For most people, selling a house these days involves some compromises. Your home and address are displayed on real estate sites across the Internet with four color photos of interiors and exteriors. Every nosy neighbor can see how much you’re asking, and in most states, it’s not hard to find what you sold it for.
For the rich and famous, selling a house through the Internet can be a nightmare. Fan magazines, television shows, and tabloids flash photos of very private interiors. Asking prices make headlines. Just the fact that a star is selling raises questions of divorce, estrangement, or financial troubles.
Along with privacy, Internet listings of wealthy homes raise concerns about security. Listings provide addresses, interiors, and even maps for any criminal interested in robbing or kidnapping someone who can pay a handsome ransom.
That’s why you won’t find many of the most expensive residential properties listed on the popular national real estate sites or even local sites hosted by brokerages. Instead, real estate brokers who serve the rich and famous have created a secret system to sell their houses that’s accessible exclusively by those with the cash to pay for multimillion dollar digs.
Ironically, these top drawer real estate pros have taken a step back in time to dust off such well-worn tactics as the open house, mailing lists of buyers’ agents who specialize in luxury properties, and brokers’ receptions to introduce other agents to a property.
The Rise of the Pocket Listing
Three years ago, pocket listings took off in California, Texas, and other luxury markets. The tactic even became the subject of a crime thriller starring Rob Lowe and Burt Reynolds and featuring a disgraced Los Angeles property broker and his wife trying to discreetly market and sell their Malibu villa. Yet the growing notoriety of pocket listings has not ensured success for sellers.
Thanks to the old-fashioned way they are marketed and the central role multiple listing services typically play today, pocket listings take much longer to sell. Plus, they close for as much as 30 percent less than they would have on the MLS because they reach fewer people. More than one celebrity has started out with the pocket listing approach, then listed on the MLS after months of frustration.
Now brokers in the pocket listing business are seeking to find ways to use technology to get better prices for their customers without compromising privacy. Local and regional websites have popped up to reach buyers with “off market” listings that don’t include addresses or details.
Recently, a site called HipPocketz launched to aggregate pocket listings from brokers around the country, featuring prices, lush photos, and addresses, unlike most pocket listing sites. HipPocketz says it was “created as a solution to the limited exposure pocket listings receive as well as eliminate some of the negative associations surrounding these listings.”
The Downsides
Legal and ethical issues can make the marketing of pocket listings difficult for real estate brokers who are also members of their local multiple listing services.
To represent sellers who want to go the pocket listing route, brokers must inform sellers that their homes will not be on the MLS and obtain their written authorization. Some brokers representing pocket listings match them with buyers they also represent, doubling the brokerage’s commission.
This is a controversial practice called dual agency that is illegal in some states and allowed in others only if the agency discloses the relationships to both parties.

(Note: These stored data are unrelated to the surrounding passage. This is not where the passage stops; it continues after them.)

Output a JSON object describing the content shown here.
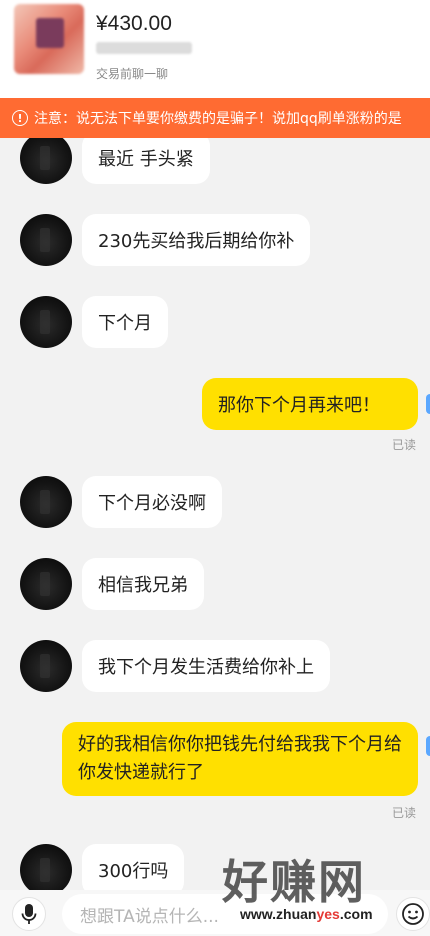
{
  "header": {
    "price": "¥430.00",
    "chat_hint": "交易前聊一聊"
  },
  "warning": {
    "icon": "exclamation-icon",
    "text": "注意：说无法下单要你缴费的是骗子！说加qq刷单涨粉的是"
  },
  "messages": [
    {
      "side": "left",
      "text": "最近 手头紧"
    },
    {
      "side": "left",
      "text": "230先买给我后期给你补"
    },
    {
      "side": "left",
      "text": "下个月"
    },
    {
      "side": "right",
      "text": "那你下个月再来吧！",
      "status": "已读"
    },
    {
      "side": "left",
      "text": "下个月必没啊"
    },
    {
      "side": "left",
      "text": "相信我兄弟"
    },
    {
      "side": "left",
      "text": "我下个月发生活费给你补上"
    },
    {
      "side": "right",
      "text": "好的我相信你你把钱先付给我我下个月给你发快递就行了",
      "status": "已读"
    },
    {
      "side": "left",
      "text": "300行吗"
    }
  ],
  "input": {
    "placeholder": "想跟TA说点什么..."
  },
  "watermark": {
    "title": "好赚网",
    "url_pre": "www.zhuan",
    "url_hl": "yes",
    "url_post": ".com"
  },
  "colors": {
    "warning_bg": "#ff6b32",
    "my_bubble": "#ffe000",
    "their_bubble": "#ffffff",
    "background": "#f2f2f2"
  }
}
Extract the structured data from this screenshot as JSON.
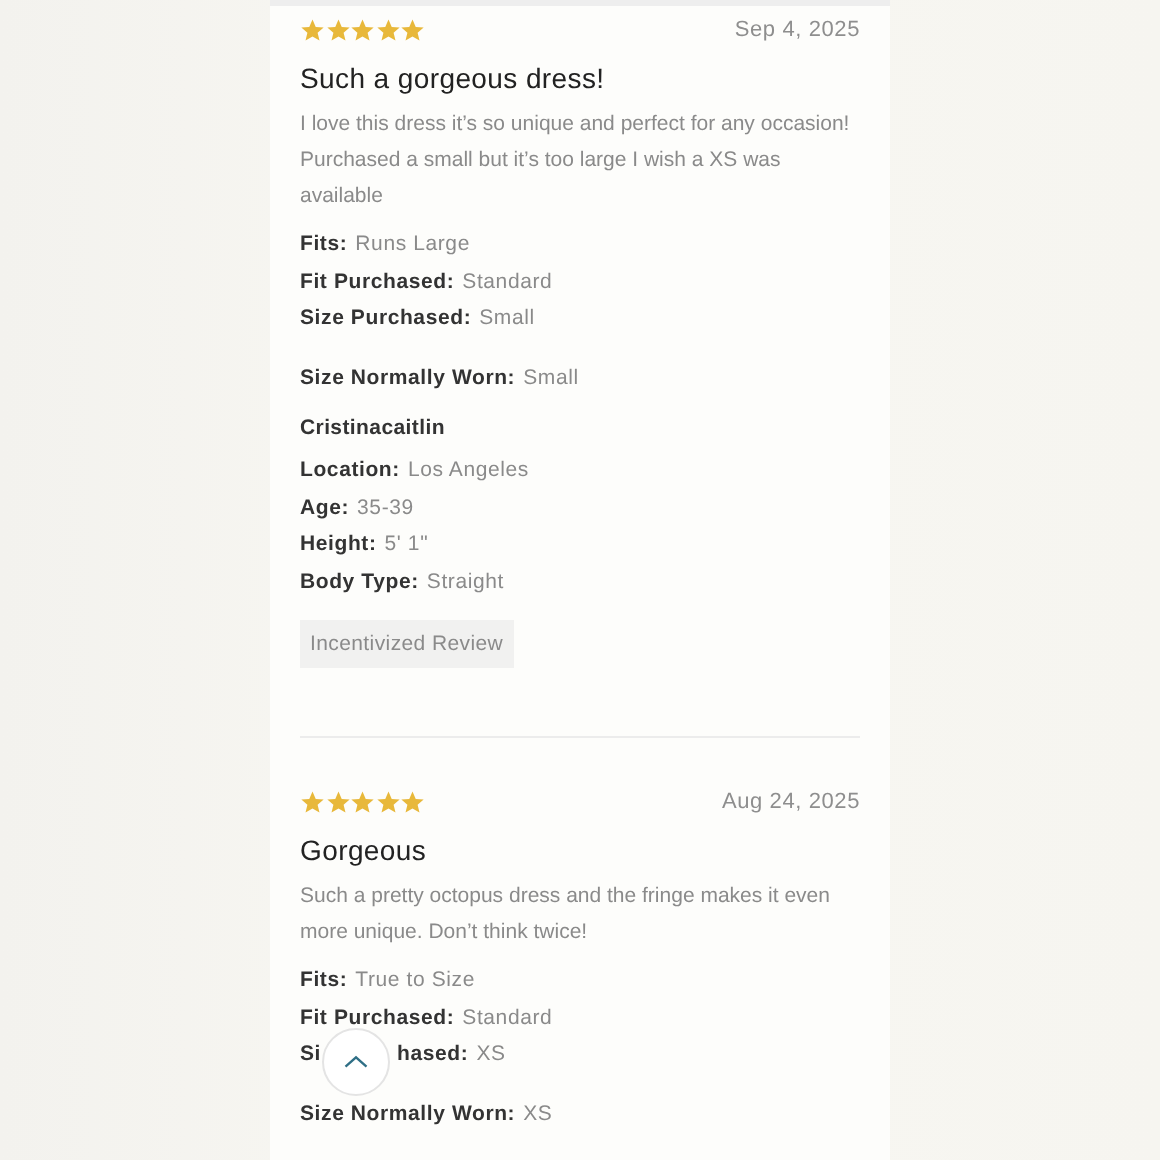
{
  "reviews": [
    {
      "stars": 5,
      "date": "Sep 4, 2025",
      "title": "Such a gorgeous dress!",
      "body": "I love this dress it’s so unique and perfect for any occasion! Purchased a small but it’s too large I wish a XS was available",
      "fit_details": [
        {
          "kind": "plain",
          "label": "Fits:",
          "value": "Runs Large"
        },
        {
          "kind": "plain",
          "label": "Fit Purchased:",
          "value": "Standard"
        },
        {
          "kind": "plain",
          "label": "Size Purchased:",
          "value": "Small"
        }
      ],
      "size_worn": {
        "label": "Size Normally Worn:",
        "value": "Small"
      },
      "reviewer": {
        "name": "Cristinacaitlin",
        "details": [
          {
            "label": "Location:",
            "value": "Los Angeles"
          },
          {
            "label": "Age:",
            "value": "35-39"
          },
          {
            "label": "Height:",
            "value": "5' 1\""
          },
          {
            "label": "Body Type:",
            "value": "Straight"
          }
        ]
      },
      "badge": "Incentivized Review"
    },
    {
      "stars": 5,
      "date": "Aug 24, 2025",
      "title": "Gorgeous",
      "body": "Such a pretty octopus dress and the fringe makes it even more unique. Don’t think twice!",
      "fit_details": [
        {
          "kind": "plain",
          "label": "Fits:",
          "value": "True to Size"
        },
        {
          "kind": "plain",
          "label": "Fit Purchased:",
          "value": "Standard"
        },
        {
          "kind": "covered",
          "label": "Si",
          "label_after": "hased:",
          "value": "XS"
        }
      ],
      "size_worn": {
        "label": "Size Normally Worn:",
        "value": "XS"
      }
    }
  ]
}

Off-market sales techniques and dual agency can cause serious legal problems for brokers and agents even in states like California, where dual agency is legal. Concerned about the rise of off-market sales, the California Association of Realtors’ legal department distributed a Q&A several years ago that discussed how pocket listings can lead to civil suits and how the failure to make information available to all buyers can lead to federal Fair Housing Act violations.
Another concern is the impact that large amounts of off-market transactions have on the accuracy of the market information used to prepare local and national reports on sales and prices. The absence of just a handful of high end sales can lower the median sales price significantly. In markets like San Francisco and Silicon Valley, as much as 10 to 30 percent of sales are off market.
Despite the launch of brokerages specializing in pocket lists and new pocket listing websites, many—if not most—of the properties of the rich and famous that start out as pocket listings end up being listed on the MLS along with everyone else.